Let’s start with Harvard. The business school is quick to point out that the all-male ad is just one of several being used to promote the school’s executive education offerings (the others feature at least one woman). The gender-mixed ads were used four times more often than the all-men one was, Brian Kenny, chief marketing and communications officer for HBS, tells Fortune: “No single ad is intended to reflect the full diversity of the classroom.”

In Harvard’s executive education programs, about 24% of students are women, up from 18% in 2009. As a point of comparison, the university’s regular, two-year MBA program is comprised of 41% women. “Although we are pleased that the numbers are trending in the right direction, we are continuing to work on improving the overall ratio as much as possible,” says Kenny.

At the Massachusetts Institute of Technology, it’s a similar situation. The figure in their executive program is about 17%, inching upwards in custom programs, says Kate Anderson, director of marketing and enrollment for MIT Sloan Executive Education.

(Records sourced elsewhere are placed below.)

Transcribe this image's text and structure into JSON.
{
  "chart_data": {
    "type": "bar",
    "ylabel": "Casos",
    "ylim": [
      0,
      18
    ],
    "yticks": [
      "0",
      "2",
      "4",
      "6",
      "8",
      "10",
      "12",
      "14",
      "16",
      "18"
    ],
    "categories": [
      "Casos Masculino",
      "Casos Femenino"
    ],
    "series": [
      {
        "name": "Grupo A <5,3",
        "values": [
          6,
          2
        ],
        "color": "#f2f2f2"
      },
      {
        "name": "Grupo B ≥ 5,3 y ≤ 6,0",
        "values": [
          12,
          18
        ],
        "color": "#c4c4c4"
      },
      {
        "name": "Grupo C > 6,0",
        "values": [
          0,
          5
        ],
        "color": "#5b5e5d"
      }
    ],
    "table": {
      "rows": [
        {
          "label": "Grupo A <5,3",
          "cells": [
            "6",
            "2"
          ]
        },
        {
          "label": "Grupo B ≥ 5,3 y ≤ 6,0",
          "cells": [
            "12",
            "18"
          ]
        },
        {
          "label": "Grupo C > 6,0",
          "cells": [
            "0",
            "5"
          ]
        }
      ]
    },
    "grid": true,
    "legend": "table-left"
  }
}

The University of Pennsylvania’s Wharton School of Business declined to share specific statistics, but Monica McGrath, the school’s vice dean of executive education, admits levels are not where she’d like them to be. “When I first came to Wharton in 1999, enrollment in the [traditional] MBA program was about 30% women,” McGrath tells Fortune. “Now it’s very close to 50%, but in executive education, it’s not even close to that. It’s a problem, for sure.”

(Neither the Stanford Graduate School of Business nor the University of Chicago’s Booth School of Business responded to Fortune‘s requests to comment for this story.)

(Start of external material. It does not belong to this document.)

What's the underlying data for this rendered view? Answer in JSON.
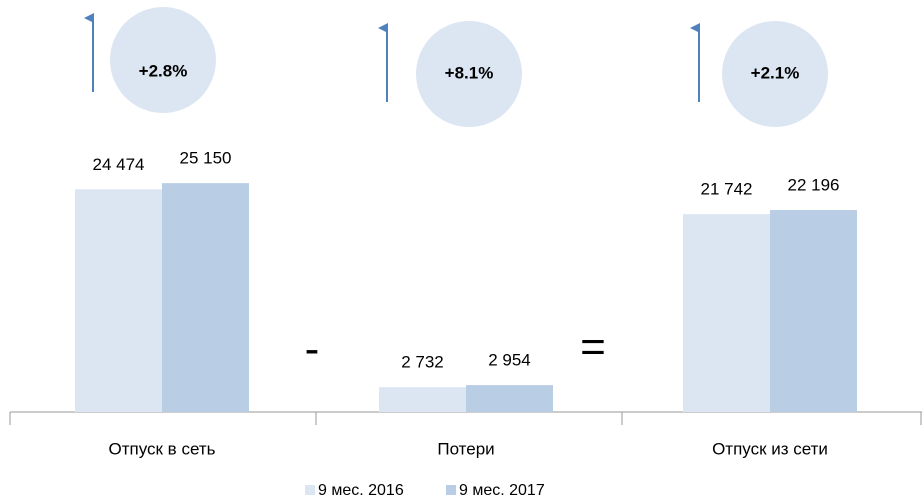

It’s worth noting that executive education programs focus on a very different constituency than traditional MBA programs do. Most standard MBA programs are designed for young professionals, while exec ed targets those in more advanced positions of leadership. Programs tend to grant certificates rather than degrees, and they generally consist of short but intensive sessions. Harvard’s Advanced Management Program, for instance, runs roughly seven weeks and is priced at $75,000 including tuition, books, case materials, accommodations and most meals. Also, employers tend to be the ones footing the bill.

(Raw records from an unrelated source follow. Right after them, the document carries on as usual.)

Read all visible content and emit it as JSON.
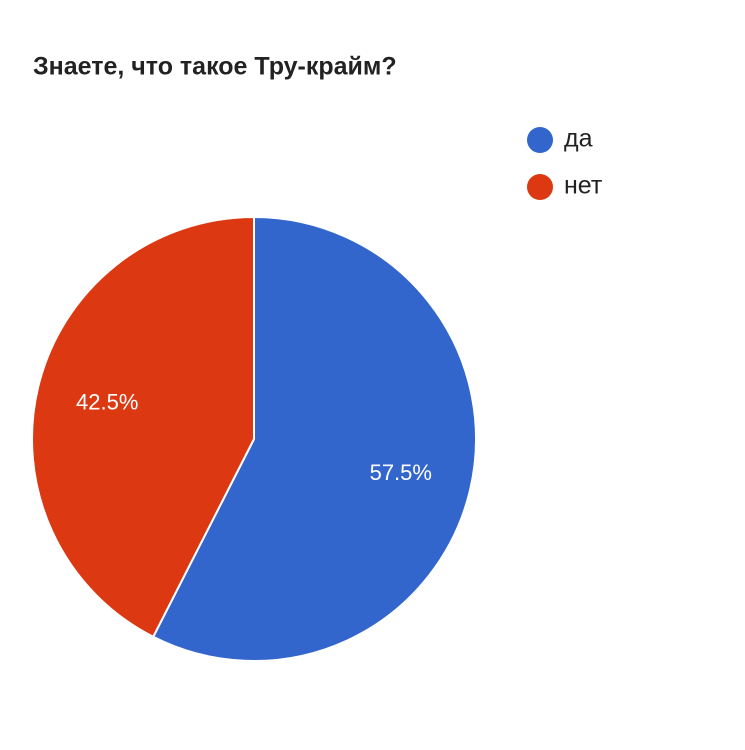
{
  "chart_data": {
    "type": "pie",
    "title": "Знаете, что такое Тру-крайм?",
    "categories": [
      "да",
      "нет"
    ],
    "values": [
      57.5,
      42.5
    ],
    "value_labels": [
      "57.5%",
      "42.5%"
    ],
    "colors": [
      "#3366cc",
      "#dc3912"
    ],
    "legend": "right"
  }
}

Exec-ed programs skew male because, unfortunately, C-suite offices still skew male. Because the programs target people in the advanced stages of their careers, it’s understandable that they lag behind traditional MBA programs in terms of women’s enrollment. MBA students tends to come from the junior sector of the workforce, which is relatively gender balanced. That balance is lost when you move higher up the ladder. According to Catalyst, only 14.6% of Fortune 500 executive officer positions are held by women. That’s a relatively small pool of potential candidates for executive education programs to draw from.

Still, some b-schools say they are making an effort to increase female enrollment in executive ed. McGrath, for instance, focuses in particular on the Wharton School’s five-week Advanced Management Program. She says she is concentrating on increasing outreach to companies, and on having conversations with organizations’ chief officers to encourage them to send promising female executives to executive education programs.

Fortune talked to three execs who recently attended MIT for exec-ed, and all three said they had positive experiences–but all also said they were aware of their minority status, in various ways. “There were far more men than women,” says Zahra Jamshed, a seasoned IT executive. In some of her classes there were “hardly one female at a table of seven to eight attendees.”

“I do wish there were more women professors, but I never experienced or felt any gender bias in a single course,” says Joann Assawamatiyanont, who now works in a CTO role with Service Group. “All attendees have been focused on subject matter, and group exercises were not dominated by male colleagues. I experienced equal opportunity to speak, lead or follow during course exercises.”

Mitra Best, now U.S. Innovation Leader at PricewaterhouseCoopers, says she wasn’t bothered by the gender imbalance. “I studied computer science as an undergrad, where I was one of very few young women in my classes,” says Best. “We can’t let numbers and ratios discourage us from growing, leading and making a difference.”